In July 1986, Shizishan Subdistrict was transferred from Wuchang District to Hongshan District.

==Geography==
The western part of the subdistrict is located between two lakes (South Lake and Yezhi Lake) and around the mountain which gives the district its name. Mount Shizi (狮子山 (Lion Mountain)) is so named because it looks like a lion. Mount Shizi reaches 2800 m in height and covers 1000 mu of land with 970 mu covered in forest as of 2016. In 2015, a public greenway path was laid out around Mount Shizi. In 1957, Huazhong Agricultural University was built around Mount Shizi, the mountain from which the subdistrict takes its name.
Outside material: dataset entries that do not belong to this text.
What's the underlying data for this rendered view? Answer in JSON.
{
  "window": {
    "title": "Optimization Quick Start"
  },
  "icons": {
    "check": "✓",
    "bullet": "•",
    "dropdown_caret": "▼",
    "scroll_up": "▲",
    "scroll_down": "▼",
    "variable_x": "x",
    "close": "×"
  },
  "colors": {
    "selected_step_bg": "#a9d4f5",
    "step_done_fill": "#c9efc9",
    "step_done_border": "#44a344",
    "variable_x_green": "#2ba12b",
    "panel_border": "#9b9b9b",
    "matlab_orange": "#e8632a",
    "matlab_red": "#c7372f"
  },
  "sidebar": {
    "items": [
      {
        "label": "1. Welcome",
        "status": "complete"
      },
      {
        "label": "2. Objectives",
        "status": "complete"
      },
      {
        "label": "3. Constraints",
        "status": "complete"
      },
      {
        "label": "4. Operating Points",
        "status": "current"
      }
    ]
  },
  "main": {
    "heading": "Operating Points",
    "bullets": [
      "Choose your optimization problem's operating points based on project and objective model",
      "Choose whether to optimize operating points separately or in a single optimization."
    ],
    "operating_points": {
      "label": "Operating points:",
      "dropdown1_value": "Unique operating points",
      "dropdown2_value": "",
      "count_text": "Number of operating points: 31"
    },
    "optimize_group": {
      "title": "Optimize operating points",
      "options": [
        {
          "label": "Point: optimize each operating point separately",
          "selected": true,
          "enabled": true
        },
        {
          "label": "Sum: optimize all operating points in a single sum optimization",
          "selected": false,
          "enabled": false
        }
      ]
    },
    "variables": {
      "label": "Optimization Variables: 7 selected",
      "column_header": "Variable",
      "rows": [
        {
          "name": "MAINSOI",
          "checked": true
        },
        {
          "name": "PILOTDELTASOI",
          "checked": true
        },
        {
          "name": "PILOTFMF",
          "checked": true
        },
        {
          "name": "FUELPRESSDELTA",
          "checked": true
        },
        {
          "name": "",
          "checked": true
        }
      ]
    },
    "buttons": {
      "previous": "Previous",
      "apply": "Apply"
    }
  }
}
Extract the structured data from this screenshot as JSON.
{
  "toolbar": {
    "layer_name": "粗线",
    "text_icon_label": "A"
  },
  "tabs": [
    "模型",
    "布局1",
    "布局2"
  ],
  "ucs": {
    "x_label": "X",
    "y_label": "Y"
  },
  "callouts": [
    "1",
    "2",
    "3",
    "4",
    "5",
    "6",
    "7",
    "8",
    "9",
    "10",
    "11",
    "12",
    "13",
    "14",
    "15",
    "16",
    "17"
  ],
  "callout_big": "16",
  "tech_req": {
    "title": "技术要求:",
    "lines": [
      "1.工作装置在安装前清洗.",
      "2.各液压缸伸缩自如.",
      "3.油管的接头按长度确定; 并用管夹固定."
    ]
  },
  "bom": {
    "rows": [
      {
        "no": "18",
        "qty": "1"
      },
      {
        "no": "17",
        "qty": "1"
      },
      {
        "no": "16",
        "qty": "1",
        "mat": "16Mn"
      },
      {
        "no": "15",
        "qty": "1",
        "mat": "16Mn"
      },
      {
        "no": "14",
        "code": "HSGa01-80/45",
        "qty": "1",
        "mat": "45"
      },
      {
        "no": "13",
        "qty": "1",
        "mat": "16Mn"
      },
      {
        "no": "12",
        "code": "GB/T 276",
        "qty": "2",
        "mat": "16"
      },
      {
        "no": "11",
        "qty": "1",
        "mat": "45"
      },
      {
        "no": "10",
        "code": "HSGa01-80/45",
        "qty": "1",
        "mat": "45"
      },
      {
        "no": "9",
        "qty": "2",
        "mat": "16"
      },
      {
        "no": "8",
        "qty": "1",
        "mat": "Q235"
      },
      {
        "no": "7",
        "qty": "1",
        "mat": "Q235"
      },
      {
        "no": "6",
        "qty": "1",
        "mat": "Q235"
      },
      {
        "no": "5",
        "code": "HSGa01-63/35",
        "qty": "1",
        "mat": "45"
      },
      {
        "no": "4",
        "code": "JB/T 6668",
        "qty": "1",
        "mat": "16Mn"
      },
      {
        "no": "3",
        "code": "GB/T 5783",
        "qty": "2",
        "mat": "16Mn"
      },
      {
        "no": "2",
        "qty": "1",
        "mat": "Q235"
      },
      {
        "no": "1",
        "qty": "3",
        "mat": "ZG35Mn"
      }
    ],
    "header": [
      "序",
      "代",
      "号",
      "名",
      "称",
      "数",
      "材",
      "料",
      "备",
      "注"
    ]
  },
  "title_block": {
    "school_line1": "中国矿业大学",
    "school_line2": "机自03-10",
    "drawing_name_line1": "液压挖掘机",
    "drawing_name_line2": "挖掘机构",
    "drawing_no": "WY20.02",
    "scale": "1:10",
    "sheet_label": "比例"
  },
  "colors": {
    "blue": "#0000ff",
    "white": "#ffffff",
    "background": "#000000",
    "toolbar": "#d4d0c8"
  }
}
==Administrative divisions==
As of 2017, Shizishan Subdistrict administers thirteen residential communities:
- Huanongdong, Huanongxi, Luoshilu, Shengnongkeyuan, Tonghui, Qiyi'ersuo, Hugong (Hubei University of Technology), Wunantielu, Shinan, Nanhushanzhuang, Meiguiwan, Shuchenglu, Luojiayayuan

Former administrative divisions of the subdistrict include:
- Sanneipei, Huakeyuan, Huakeyuan Nongchang, Wunan, Huanongyiwei, Huanong'erwei, Huanongsanwei, 7011 Gongchang, Canzhongchang, Zhoujiawan, Nanhucun, Dahualing and Wutie

==Demographics==

As of 1996, the total area of Shizishan Subdistrict was 15.1 km2. Including both long-term residents, college students and laborers, the population is estimated to reach 180,000.

==Transportation==
Shizishan Subdistrict is served by several stations at the southern terminus of Wuhan Metro Line 7. Shizishan Subdistrict is located north of the Third Ring Road.